第二章では、線虫を接種したクロマツ組織における電解質漏出現象を調べている。苗木、切り枝、樹皮片の三つのスケールでクロマツへの接種実験を行い、DAPI染色により組織壊死過程における細胞死を、また漏出電解質測定により細胞質漏出度を調べ、両者の関係を明らかにしている。その結果、材線虫病に感染した組織からは一定の細胞が加害されると細胞質が異常漏出し始めることが解った。なお、本研究のように、両者の関係を詳細にしかも様々なスケールで調べた例は、これまで報告されていない。
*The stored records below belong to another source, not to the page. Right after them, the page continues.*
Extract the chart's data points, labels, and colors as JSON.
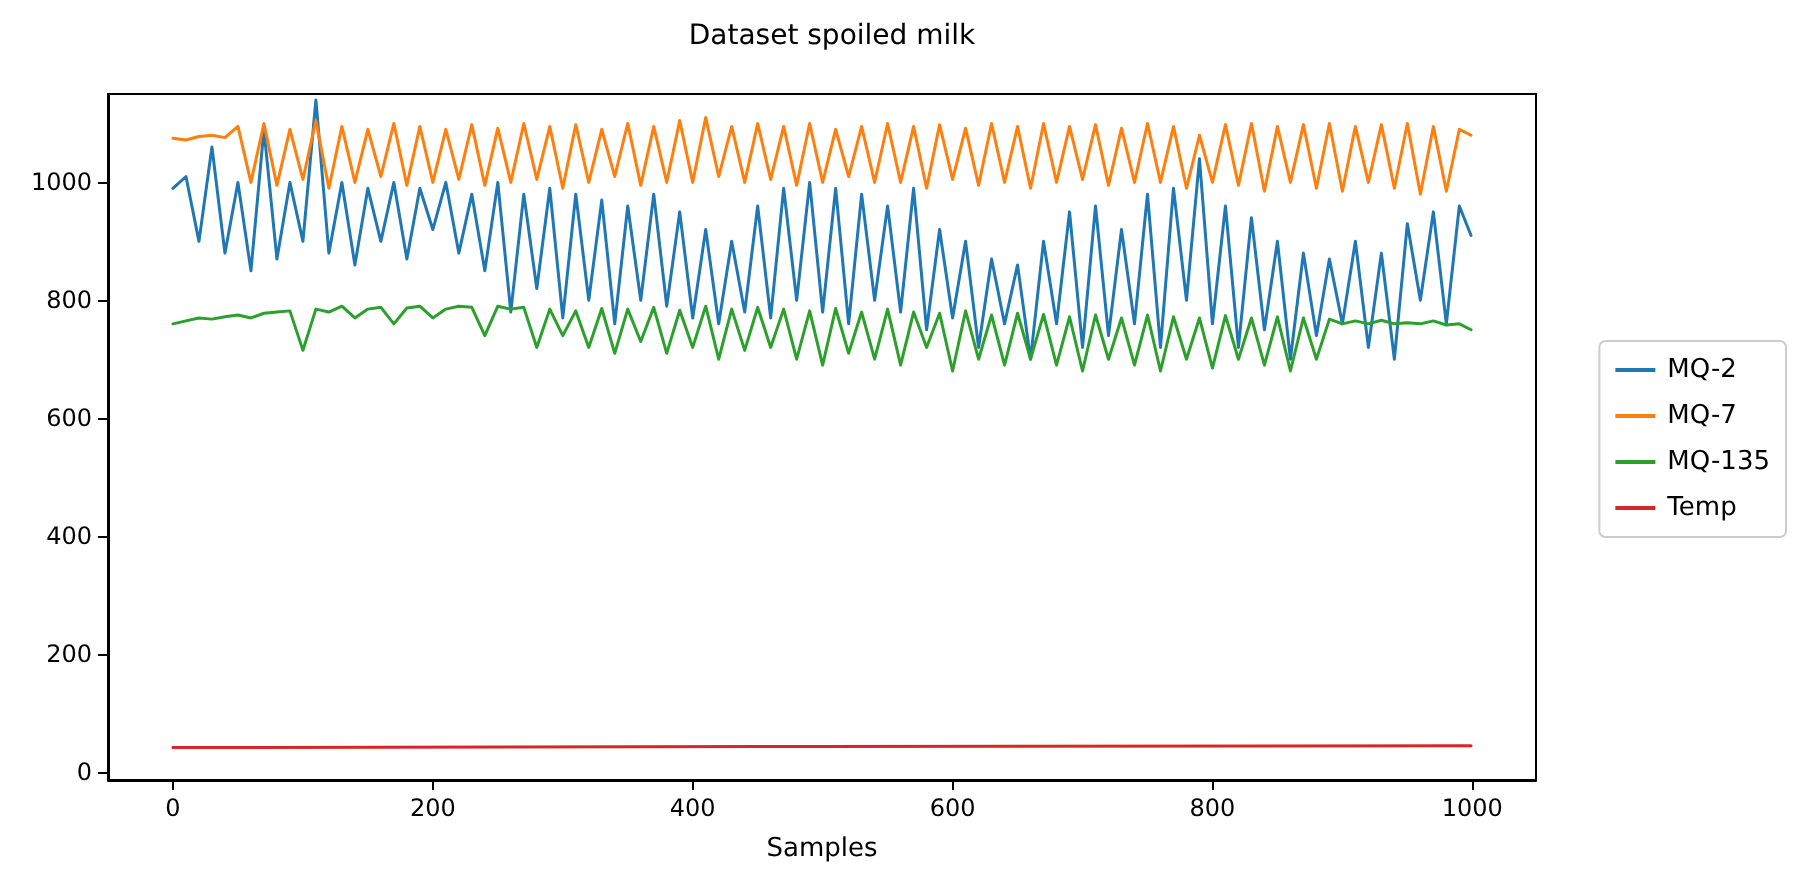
{
  "chart_data": {
    "type": "line",
    "title": "Dataset spoiled milk",
    "xlabel": "Samples",
    "x": [
      0,
      10,
      20,
      30,
      40,
      50,
      60,
      70,
      80,
      90,
      100,
      110,
      120,
      130,
      140,
      150,
      160,
      170,
      180,
      190,
      200,
      210,
      220,
      230,
      240,
      250,
      260,
      270,
      280,
      290,
      300,
      310,
      320,
      330,
      340,
      350,
      360,
      370,
      380,
      390,
      400,
      410,
      420,
      430,
      440,
      450,
      460,
      470,
      480,
      490,
      500,
      510,
      520,
      530,
      540,
      550,
      560,
      570,
      580,
      590,
      600,
      610,
      620,
      630,
      640,
      650,
      660,
      670,
      680,
      690,
      700,
      710,
      720,
      730,
      740,
      750,
      760,
      770,
      780,
      790,
      800,
      810,
      820,
      830,
      840,
      850,
      860,
      870,
      880,
      890,
      900,
      910,
      920,
      930,
      940,
      950,
      960,
      970,
      980,
      990,
      999
    ],
    "series": [
      {
        "name": "MQ-2",
        "color": "#1f77b4",
        "values": [
          990,
          1010,
          900,
          1060,
          880,
          1000,
          850,
          1090,
          870,
          1000,
          900,
          1140,
          880,
          1000,
          860,
          990,
          900,
          1000,
          870,
          990,
          920,
          1000,
          880,
          980,
          850,
          1000,
          780,
          980,
          820,
          990,
          770,
          980,
          800,
          970,
          760,
          960,
          800,
          980,
          790,
          950,
          770,
          920,
          760,
          900,
          780,
          960,
          770,
          990,
          800,
          1000,
          780,
          990,
          760,
          980,
          800,
          960,
          780,
          990,
          750,
          920,
          770,
          900,
          720,
          870,
          760,
          860,
          700,
          900,
          760,
          950,
          720,
          960,
          740,
          920,
          760,
          980,
          720,
          990,
          800,
          1040,
          760,
          960,
          720,
          940,
          750,
          900,
          700,
          880,
          740,
          870,
          760,
          900,
          720,
          880,
          700,
          930,
          800,
          950,
          760,
          960,
          910
        ]
      },
      {
        "name": "MQ-7",
        "color": "#ff7f0e",
        "values": [
          1075,
          1072,
          1078,
          1080,
          1076,
          1095,
          1000,
          1100,
          995,
          1090,
          1005,
          1105,
          990,
          1095,
          1000,
          1090,
          1010,
          1100,
          995,
          1095,
          1000,
          1090,
          1005,
          1098,
          995,
          1092,
          1000,
          1100,
          1005,
          1095,
          990,
          1098,
          1000,
          1090,
          1010,
          1100,
          995,
          1095,
          1000,
          1105,
          1000,
          1110,
          1010,
          1095,
          1000,
          1100,
          1005,
          1095,
          995,
          1100,
          1000,
          1090,
          1010,
          1095,
          1000,
          1100,
          1000,
          1095,
          990,
          1098,
          1005,
          1092,
          995,
          1100,
          1000,
          1095,
          990,
          1100,
          1000,
          1095,
          1005,
          1098,
          995,
          1092,
          1000,
          1100,
          1000,
          1095,
          990,
          1080,
          1000,
          1098,
          995,
          1100,
          985,
          1095,
          1000,
          1098,
          990,
          1100,
          985,
          1095,
          1000,
          1098,
          990,
          1100,
          980,
          1095,
          985,
          1090,
          1080
        ]
      },
      {
        "name": "MQ-135",
        "color": "#2ca02c",
        "values": [
          760,
          765,
          770,
          768,
          772,
          775,
          770,
          778,
          780,
          782,
          715,
          785,
          780,
          790,
          770,
          785,
          788,
          760,
          787,
          790,
          770,
          785,
          790,
          788,
          740,
          790,
          785,
          788,
          720,
          785,
          740,
          782,
          720,
          786,
          710,
          785,
          730,
          788,
          710,
          783,
          720,
          790,
          700,
          785,
          715,
          788,
          720,
          785,
          700,
          782,
          690,
          786,
          710,
          780,
          700,
          785,
          690,
          780,
          720,
          778,
          680,
          782,
          700,
          775,
          690,
          778,
          700,
          776,
          690,
          772,
          680,
          775,
          700,
          770,
          690,
          775,
          680,
          772,
          700,
          770,
          685,
          774,
          700,
          770,
          690,
          772,
          680,
          770,
          700,
          768,
          760,
          765,
          760,
          766,
          760,
          762,
          760,
          765,
          758,
          760,
          750
        ]
      },
      {
        "name": "Temp",
        "color": "#d62728",
        "x": [
          0,
          500,
          999
        ],
        "values": [
          41,
          43,
          44
        ]
      }
    ],
    "xlim": [
      -50,
      1049
    ],
    "xticks": [
      0,
      200,
      400,
      600,
      800,
      1000
    ],
    "ylim": [
      -14,
      1150
    ],
    "yticks": [
      0,
      200,
      400,
      600,
      800,
      1000
    ],
    "grid": false,
    "legend": "right",
    "marker": "none",
    "line_style": "solid"
  }
}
第三章では、マツ材線虫病における木部水への電解質漏出と表面張力の低下の関係を調べている。線虫を接種したクロマツポット苗より加圧法により採取した木部水の電気伝導度と表面張力を測定している。材線虫病の進行に伴って木部水中の電解質は増加し表面張力は低下することを明らかにしている。更に、この結果から、「細胞死が進行した組織において電解質の漏出異常が発生し、電解質を含む細胞質が木部水へと漏出する。細胞質は表面張力を低下させる成分を含み、木部水の表面張力が低下した結果、通水阻害が発生する」という斬新かつ検証可能な仮説を提案している。なお、材線虫病進展に伴う木部水の電解質増加と表面張力低下とに相関関係があることを明らかにしたのは、この研究が初めてである。
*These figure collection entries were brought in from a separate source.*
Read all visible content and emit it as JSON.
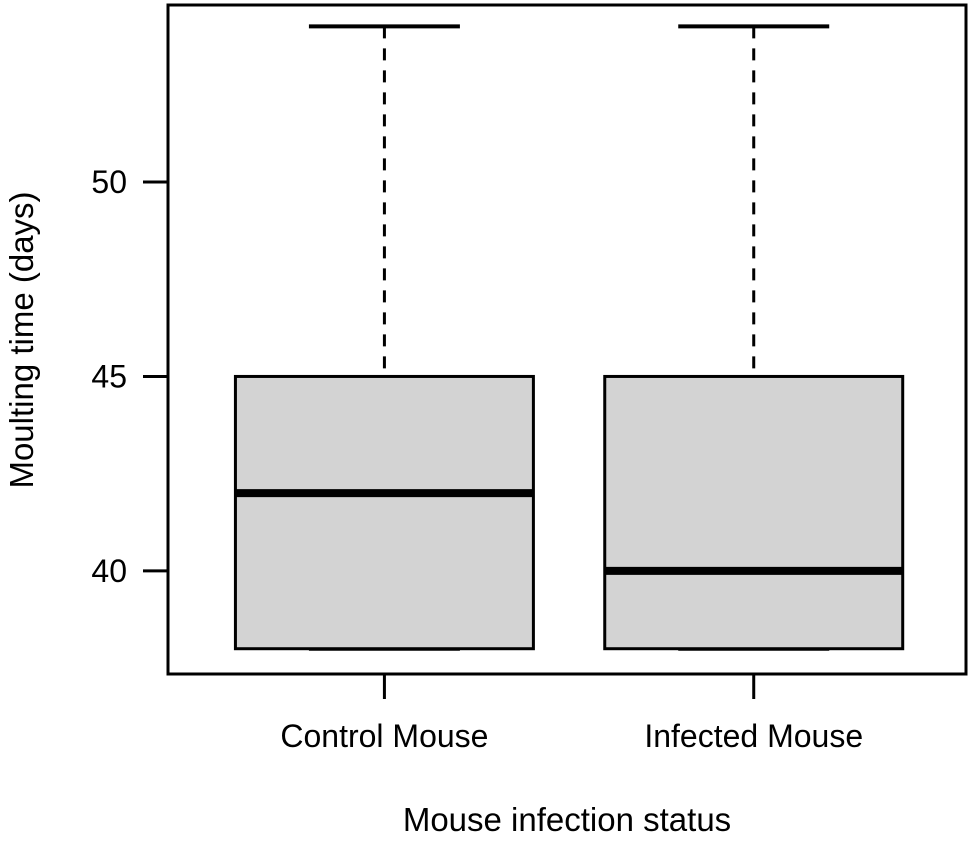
{
  "figure": {
    "background": "#ffffff"
  },
  "chart_data": {
    "type": "boxplot",
    "title": "",
    "xlabel": "Mouse infection status",
    "ylabel": "Moulting time (days)",
    "categories": [
      "Control Mouse",
      "Infected Mouse"
    ],
    "y_ticks": [
      40,
      45,
      50
    ],
    "ylim": [
      37.35,
      54.55
    ],
    "grid": false,
    "legend_position": "none",
    "groups": [
      {
        "label": "Control Mouse",
        "whisker_low": 38,
        "q1": 38,
        "median": 42,
        "q3": 45,
        "whisker_high": 54
      },
      {
        "label": "Infected Mouse",
        "whisker_low": 38,
        "q1": 38,
        "median": 40,
        "q3": 45,
        "whisker_high": 54
      }
    ],
    "colors": {
      "box_fill": "#d3d3d3",
      "stroke": "#000000",
      "text": "#000000"
    }
  }
}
第四章では、線虫の蛍光標識レクチンに対する染色性を調べ、新たな材線虫に特異的な染色法を確立している。様々なレクチンをサーベイした結果、フルオレセイン標識小麦胚芽レクチン(F-WGA)によって、マツ組織の細胞は染まらないが、分離した線虫が強く染まることを見いだしている。また同時に、線虫のF-WGAに対する染色性が線虫の培養条件によって変化するという、興味深い知見も得ている。このF-WGAによる染色方法が、パラフィン組織切片内の線虫でも特異的に染色できることを確認しており、樹体内の線虫動態の詳細を見るための画期的な方法として評価できる。

第五章では、F-WGA染色法とDAPI染色の二重染色により、樹皮片における線虫の分布と生きているマツ細胞の分布を同一試料中で観察し、線虫の分布と細胞死の分布との空間的関係を調べている。その結果、細胞死は線虫の周辺を中心として発生するのではなく、むしろ線虫の分布とは関係なく、樹皮片組織全体で一様に発生することが解った。この結果は、細胞死が線虫の直接的な加害ではなく間接的な加害によって起こることを示唆しており、今後の新たな研究展開の出発点として期待される。

第六章では、今後の展開を含め総合考察を行っている。

以上のように本論文では、我が国最大の樹木病害であるマツ材線虫病の病理学的解析を行い、それに基づいて、病徴進展に伴って起こる柔組織の細胞死と通水阻害とを、細胞質漏出を介して関係づける斬新かつ検証可能な仮説が提案された。加えて、線虫の特異的染色法を新たに確立することにより、個々の線虫と細胞死の空間的関係も明らかにされた。得られた成果は、本病の病徴進展過程の解明に大きく貢献するものと考えられる。従って、本研究は応用上および学術上の意義が極めて大きく、審査委員一同は本論文が博士(農学)の学位論文として価値あるものと認めた。